As a kid I remember wanting to grow up. I always wanted to be old — a real adult. I remember playing Sims (without any cheats) pretending that is how my life would be. I would reside in a small, nicely decorated house living on a waitress salary.
Months ago I had made plans to sublease from a woman in a perfect house with a view of Diamond Head and Waikiki. Everything was panning out perfectly until I received a text from the new landlord that had taken over. She explained to me that she gave the room to someone else.
So, here I am. Moving out of the dorms in two weeks, scrambling to find a place in the rare freetime I have between classes, work and studying for finals. Right now, being an adult is not fun. It is not the ideal life my Sims would have lived, that is for sure.
I have this new mentality here, though: whenever I have one negative thought, one thing to complain about, I always make sure to look around at what I have. Yes, I might be couchsurfing for a few weeks until I can find a place, but I’ll be couchsurfing in Hawai’i. I’ll be couchsurfing on all of my best friends’ cozy couches. And when you think about it like that, it really doesn’t sound that bad after all.
That is the thing about being an adult. There are so many downsides, but all of those downsides have major upsides. Between work and class, finding time to hang out with my friends is a challenge. But when I do have that free time, it makes our moments on the beach watching the sunset that much more important to me.
Being an adult also means paying for a bunch of things like rent, electricity and laundry. While that money could be unrealistically spent on dolphin diving tours and booze cruises, it has to go to the important things. That is the epitome of adulthood.

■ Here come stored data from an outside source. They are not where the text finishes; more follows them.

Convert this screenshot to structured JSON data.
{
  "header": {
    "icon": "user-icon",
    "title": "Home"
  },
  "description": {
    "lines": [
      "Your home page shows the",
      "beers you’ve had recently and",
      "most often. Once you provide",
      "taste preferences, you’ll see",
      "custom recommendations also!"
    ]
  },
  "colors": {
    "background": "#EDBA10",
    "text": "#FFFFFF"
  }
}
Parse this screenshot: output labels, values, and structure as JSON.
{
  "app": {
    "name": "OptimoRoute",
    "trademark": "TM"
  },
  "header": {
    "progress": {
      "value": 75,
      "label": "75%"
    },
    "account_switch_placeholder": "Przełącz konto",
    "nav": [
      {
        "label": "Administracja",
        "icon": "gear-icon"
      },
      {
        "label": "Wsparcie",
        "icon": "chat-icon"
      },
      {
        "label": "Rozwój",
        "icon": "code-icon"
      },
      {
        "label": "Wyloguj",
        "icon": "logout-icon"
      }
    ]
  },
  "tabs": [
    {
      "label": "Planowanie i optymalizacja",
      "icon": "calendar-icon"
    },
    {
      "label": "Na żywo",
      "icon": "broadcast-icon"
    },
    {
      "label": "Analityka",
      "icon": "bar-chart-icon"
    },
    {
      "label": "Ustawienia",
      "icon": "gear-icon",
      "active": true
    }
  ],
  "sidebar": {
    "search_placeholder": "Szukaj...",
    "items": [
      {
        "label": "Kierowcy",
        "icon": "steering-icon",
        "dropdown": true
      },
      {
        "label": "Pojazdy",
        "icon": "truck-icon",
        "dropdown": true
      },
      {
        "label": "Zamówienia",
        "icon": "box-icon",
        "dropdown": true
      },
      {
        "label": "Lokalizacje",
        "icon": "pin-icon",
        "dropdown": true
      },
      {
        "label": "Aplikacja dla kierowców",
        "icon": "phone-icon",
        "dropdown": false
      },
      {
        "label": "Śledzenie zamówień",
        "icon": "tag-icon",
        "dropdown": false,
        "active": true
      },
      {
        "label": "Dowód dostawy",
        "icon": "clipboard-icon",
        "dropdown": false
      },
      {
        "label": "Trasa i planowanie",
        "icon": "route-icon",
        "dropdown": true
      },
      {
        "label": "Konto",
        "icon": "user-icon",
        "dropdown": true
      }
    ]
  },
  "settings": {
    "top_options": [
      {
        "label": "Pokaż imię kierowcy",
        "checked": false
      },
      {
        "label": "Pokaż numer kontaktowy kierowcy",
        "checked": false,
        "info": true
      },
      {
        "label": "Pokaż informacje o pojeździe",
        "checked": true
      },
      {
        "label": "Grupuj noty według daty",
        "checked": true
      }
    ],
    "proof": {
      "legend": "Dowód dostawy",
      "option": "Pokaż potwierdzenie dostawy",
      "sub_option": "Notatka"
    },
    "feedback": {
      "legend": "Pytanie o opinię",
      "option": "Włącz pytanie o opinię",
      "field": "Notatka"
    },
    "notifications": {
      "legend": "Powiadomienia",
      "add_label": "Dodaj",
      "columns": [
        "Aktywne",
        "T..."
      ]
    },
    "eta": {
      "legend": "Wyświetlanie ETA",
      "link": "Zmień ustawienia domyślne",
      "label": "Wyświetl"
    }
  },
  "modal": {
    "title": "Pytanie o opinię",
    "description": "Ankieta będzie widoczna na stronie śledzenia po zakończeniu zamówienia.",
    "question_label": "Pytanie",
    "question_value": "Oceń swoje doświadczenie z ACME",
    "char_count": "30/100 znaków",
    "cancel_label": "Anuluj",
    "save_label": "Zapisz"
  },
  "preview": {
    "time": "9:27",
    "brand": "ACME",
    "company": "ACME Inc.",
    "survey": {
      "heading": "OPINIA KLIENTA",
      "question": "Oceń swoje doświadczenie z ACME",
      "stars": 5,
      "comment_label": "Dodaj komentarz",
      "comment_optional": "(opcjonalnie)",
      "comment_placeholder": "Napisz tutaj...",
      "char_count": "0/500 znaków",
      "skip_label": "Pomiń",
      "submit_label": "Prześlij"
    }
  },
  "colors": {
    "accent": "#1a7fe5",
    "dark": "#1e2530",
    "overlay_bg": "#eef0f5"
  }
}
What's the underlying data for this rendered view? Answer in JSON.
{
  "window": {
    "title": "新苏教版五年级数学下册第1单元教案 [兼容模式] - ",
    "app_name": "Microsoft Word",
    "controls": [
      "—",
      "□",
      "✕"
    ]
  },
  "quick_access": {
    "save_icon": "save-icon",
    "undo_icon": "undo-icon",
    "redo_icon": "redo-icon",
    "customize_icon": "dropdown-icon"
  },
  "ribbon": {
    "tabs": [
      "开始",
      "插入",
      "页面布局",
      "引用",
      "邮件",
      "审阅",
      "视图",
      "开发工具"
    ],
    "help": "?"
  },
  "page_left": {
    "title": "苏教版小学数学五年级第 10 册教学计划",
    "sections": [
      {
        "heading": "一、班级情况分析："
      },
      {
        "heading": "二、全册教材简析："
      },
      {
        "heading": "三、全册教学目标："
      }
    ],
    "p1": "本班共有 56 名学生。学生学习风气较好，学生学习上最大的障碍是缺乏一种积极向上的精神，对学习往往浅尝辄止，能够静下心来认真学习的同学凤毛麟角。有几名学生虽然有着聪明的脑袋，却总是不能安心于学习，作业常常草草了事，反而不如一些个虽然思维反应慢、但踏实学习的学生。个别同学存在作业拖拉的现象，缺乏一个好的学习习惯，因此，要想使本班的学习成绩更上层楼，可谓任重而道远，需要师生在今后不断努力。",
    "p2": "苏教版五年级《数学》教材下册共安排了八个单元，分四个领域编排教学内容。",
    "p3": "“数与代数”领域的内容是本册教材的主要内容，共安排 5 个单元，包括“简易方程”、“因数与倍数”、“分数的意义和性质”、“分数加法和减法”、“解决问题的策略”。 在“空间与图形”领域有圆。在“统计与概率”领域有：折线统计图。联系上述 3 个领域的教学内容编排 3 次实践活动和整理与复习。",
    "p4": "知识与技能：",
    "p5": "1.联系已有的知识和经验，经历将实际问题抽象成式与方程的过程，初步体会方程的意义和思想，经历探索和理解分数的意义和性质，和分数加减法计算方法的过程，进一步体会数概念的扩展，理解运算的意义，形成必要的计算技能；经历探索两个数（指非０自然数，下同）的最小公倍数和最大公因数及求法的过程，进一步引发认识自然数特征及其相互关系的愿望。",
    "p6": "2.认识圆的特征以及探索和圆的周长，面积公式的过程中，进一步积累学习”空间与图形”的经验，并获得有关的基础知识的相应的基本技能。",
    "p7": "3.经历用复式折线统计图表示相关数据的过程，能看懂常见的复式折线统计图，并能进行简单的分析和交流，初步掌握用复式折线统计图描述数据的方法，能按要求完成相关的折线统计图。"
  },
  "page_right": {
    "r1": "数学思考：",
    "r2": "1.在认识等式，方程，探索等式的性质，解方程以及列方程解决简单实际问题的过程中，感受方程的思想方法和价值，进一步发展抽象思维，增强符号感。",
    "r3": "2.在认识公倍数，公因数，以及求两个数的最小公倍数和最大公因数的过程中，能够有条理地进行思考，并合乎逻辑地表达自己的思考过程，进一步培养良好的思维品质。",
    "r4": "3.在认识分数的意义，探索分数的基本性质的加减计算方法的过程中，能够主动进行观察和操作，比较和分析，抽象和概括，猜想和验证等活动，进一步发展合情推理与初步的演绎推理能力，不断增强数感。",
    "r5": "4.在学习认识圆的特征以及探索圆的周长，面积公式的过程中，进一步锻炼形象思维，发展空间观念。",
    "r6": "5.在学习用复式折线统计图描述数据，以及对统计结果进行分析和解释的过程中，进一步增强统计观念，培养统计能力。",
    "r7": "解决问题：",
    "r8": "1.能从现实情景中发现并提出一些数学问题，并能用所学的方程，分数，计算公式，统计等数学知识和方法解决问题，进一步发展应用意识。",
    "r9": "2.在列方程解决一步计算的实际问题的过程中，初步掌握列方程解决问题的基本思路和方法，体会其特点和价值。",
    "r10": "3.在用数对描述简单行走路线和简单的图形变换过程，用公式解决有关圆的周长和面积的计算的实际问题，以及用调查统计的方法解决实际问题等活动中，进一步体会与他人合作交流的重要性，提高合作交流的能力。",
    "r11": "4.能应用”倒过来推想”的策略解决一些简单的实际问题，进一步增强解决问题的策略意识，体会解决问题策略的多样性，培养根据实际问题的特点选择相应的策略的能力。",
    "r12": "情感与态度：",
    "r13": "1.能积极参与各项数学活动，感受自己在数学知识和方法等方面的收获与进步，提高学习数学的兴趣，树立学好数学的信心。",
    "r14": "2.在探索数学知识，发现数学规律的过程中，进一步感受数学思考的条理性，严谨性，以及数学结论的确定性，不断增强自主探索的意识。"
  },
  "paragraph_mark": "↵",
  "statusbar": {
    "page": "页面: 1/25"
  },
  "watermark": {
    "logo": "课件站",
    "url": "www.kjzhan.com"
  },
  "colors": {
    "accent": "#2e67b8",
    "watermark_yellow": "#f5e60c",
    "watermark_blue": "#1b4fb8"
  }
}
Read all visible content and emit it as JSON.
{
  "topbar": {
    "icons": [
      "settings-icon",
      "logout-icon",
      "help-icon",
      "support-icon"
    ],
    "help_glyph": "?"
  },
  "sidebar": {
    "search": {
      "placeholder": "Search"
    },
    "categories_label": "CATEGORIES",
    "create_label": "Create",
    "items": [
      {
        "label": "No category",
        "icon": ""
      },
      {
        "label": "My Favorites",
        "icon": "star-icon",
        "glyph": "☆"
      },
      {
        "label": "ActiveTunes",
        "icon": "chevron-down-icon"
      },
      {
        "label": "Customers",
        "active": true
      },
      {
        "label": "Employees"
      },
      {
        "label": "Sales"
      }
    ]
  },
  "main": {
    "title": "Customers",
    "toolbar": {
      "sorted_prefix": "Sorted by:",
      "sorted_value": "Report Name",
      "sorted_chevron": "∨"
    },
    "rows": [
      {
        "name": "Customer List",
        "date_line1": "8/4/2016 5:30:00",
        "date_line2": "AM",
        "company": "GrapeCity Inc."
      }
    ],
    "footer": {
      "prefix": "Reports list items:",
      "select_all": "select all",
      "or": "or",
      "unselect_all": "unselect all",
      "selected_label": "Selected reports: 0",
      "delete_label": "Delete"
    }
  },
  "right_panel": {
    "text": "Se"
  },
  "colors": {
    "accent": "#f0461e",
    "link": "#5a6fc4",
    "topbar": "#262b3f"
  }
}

What they don’t tell you about being an adult, though, is how rewarding it is to be able to pay for your survival. For my 21st birthday my family gave me Target gift cards. I did the adult thing and bought sheets with them instead of a collection of Christmas decorations that I don’t even need. At least I know that those sheets are my sheets. And that those sheets are on my bed. And that my bed is in Hawai’i.
I cannot put into words how much living in Hawai’i has taught me. In these four short months I have learned how to effectively apply for apartments, bargain to secure a deal on a moped and save my money instead of spending it on clothes and iced coffee. Well, if I am being honest, I am still working on the last bit.
I have learned the value of hard work. This moment in my life is no doubt the most stressed I have ever been. But it’s a productive stress. It is teaching me how to balance social life, schoolwork and work. And that is the thing about stress, it is motivational because you just have to deal with it, figure it out.
The Hawaiians swear that the ocean cures all. Sick? Dunk your head in the ocean. Tired? Dunk your head. Stressed? Dunk your head in that salty, frosty blue, magical body of water. Then after you’ve dunked your head, float. While you float, look up at the massive sky and the distant mountains and realize how lucky you are to be living here. When you live in Hawai’i, everything can be cured by thinking “yeah, but, I live in Hawai’i.”
If I were to be shriveling up due to the inevitable stresses of becoming an adult, I would not want it to be anywhere but here. I am surrounded by an island that gives me adventure and my friends who show me endless love and laughter.
Here I am, thriving. Now the Sims want to be me.